Il parcourut des yeux les rangées de spectateurs, jusqu'au moment où il trouva le visage qu'il recherchait. Oriane était assise au mitan de la première rangée. Ses gants, sa dispendieuse cape de velours bleu, soutachée d'or et d'hermine au col et à la capuche, affichaient la recherche et le style très convenus propres aux belles dames du pays d'oïl. Bien qu'il eût gardé son étourdissante beauté, le visage semblait émacié, gâté par une expression d'amertume et de dureté.
Un jeune homme était près d'elle. La ressemblance était assez frappante pour que Guilhem comprît que c'était là l'un de ses fils. Louis, l'aîné, avait pris, disait-on, fait et cause pour les croisés. D'Oriane il avait hérité le teint et les boucles noires, de son père le nez aquilin.
Un cri s'éleva.

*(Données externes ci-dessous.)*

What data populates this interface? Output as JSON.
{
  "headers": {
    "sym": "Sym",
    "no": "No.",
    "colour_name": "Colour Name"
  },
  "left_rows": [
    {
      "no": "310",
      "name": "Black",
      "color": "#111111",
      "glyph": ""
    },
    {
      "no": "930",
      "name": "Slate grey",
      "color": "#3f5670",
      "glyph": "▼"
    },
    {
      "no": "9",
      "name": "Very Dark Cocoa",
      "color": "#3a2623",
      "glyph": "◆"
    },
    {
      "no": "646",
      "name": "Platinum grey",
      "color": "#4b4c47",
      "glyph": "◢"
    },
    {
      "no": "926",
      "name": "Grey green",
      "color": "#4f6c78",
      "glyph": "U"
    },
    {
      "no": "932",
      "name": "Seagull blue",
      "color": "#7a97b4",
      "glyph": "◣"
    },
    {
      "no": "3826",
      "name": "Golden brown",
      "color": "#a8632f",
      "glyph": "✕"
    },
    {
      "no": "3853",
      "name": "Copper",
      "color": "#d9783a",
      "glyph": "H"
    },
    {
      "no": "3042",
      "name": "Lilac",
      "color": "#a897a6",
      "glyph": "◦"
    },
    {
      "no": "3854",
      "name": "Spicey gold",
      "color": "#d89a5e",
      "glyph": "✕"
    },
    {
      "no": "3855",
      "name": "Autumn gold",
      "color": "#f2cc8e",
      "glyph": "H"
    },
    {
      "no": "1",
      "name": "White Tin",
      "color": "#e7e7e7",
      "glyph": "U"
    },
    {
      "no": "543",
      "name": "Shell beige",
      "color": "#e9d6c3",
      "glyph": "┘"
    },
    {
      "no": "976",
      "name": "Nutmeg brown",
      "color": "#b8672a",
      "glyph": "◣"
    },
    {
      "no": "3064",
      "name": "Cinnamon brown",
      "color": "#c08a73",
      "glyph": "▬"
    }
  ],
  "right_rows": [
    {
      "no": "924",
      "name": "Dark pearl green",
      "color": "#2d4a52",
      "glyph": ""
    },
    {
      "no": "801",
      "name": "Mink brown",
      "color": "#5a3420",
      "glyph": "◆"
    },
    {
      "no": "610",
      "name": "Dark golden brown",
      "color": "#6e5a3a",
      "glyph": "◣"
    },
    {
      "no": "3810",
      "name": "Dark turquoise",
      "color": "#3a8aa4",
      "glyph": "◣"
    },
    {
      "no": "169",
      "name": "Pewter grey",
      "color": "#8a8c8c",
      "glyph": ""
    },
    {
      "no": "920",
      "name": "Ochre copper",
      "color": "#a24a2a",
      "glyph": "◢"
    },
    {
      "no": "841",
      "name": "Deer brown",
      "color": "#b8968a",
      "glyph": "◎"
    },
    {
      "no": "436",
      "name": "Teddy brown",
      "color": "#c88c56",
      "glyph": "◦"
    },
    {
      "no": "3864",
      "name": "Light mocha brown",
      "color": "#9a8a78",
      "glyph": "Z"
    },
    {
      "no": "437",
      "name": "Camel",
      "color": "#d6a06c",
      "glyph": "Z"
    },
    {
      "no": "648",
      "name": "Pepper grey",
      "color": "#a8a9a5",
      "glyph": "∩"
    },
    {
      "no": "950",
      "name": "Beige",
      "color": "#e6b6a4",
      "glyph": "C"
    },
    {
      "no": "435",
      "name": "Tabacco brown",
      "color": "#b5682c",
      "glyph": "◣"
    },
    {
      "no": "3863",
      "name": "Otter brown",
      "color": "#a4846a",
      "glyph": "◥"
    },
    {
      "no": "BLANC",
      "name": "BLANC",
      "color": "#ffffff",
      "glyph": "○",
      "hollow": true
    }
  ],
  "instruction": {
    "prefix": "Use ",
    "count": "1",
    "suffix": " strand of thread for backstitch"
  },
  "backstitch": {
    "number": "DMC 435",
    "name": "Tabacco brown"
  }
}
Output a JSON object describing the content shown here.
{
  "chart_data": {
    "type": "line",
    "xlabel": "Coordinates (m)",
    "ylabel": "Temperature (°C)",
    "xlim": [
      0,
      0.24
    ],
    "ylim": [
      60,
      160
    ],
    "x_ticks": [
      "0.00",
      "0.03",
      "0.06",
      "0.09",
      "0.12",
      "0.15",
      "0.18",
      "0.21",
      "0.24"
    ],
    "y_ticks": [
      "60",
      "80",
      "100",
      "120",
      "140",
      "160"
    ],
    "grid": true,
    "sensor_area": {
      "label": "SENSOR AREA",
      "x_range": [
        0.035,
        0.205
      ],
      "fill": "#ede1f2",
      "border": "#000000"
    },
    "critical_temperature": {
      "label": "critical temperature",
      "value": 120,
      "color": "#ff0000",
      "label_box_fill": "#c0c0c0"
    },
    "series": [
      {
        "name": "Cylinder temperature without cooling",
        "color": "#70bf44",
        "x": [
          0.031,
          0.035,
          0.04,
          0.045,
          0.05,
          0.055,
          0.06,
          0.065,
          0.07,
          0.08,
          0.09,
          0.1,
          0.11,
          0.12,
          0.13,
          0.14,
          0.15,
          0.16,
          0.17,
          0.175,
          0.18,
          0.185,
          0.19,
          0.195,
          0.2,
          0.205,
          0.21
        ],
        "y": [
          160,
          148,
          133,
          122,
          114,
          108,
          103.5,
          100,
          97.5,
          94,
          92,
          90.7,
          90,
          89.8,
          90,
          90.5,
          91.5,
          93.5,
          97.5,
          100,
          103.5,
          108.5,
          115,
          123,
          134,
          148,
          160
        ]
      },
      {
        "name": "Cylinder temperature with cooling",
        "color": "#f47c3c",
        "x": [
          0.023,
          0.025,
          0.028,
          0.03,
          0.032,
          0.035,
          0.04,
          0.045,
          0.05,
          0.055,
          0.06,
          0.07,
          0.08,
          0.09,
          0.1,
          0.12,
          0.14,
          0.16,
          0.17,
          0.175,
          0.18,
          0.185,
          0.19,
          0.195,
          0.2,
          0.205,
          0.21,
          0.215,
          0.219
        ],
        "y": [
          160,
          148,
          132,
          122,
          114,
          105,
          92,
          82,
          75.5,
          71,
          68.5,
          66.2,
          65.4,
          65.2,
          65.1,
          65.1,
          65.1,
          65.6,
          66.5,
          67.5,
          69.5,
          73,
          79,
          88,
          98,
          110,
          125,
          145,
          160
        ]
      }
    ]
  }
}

Lorsque Guilhem se retourna, il vit que la file des captifs avait atteint le pied de la montagne et qu'on les conduisait au bûcher. Ils marchaient d'un pas digne et tranquille, et chantaient. Comme les neuf chœurs des anges réunis, songea Guilhem, qui remarqua le trouble que la douceur des voix suscitait chez les spectateurs.
Le sénéchal de Carcassonne côtoyait l'archevêque de Narbonne. Sur un signe de lui, une croix d'or se dressa dans le ciel, invitant les Frères noirs et les membres du clergé à prendre place devant l'échafaud.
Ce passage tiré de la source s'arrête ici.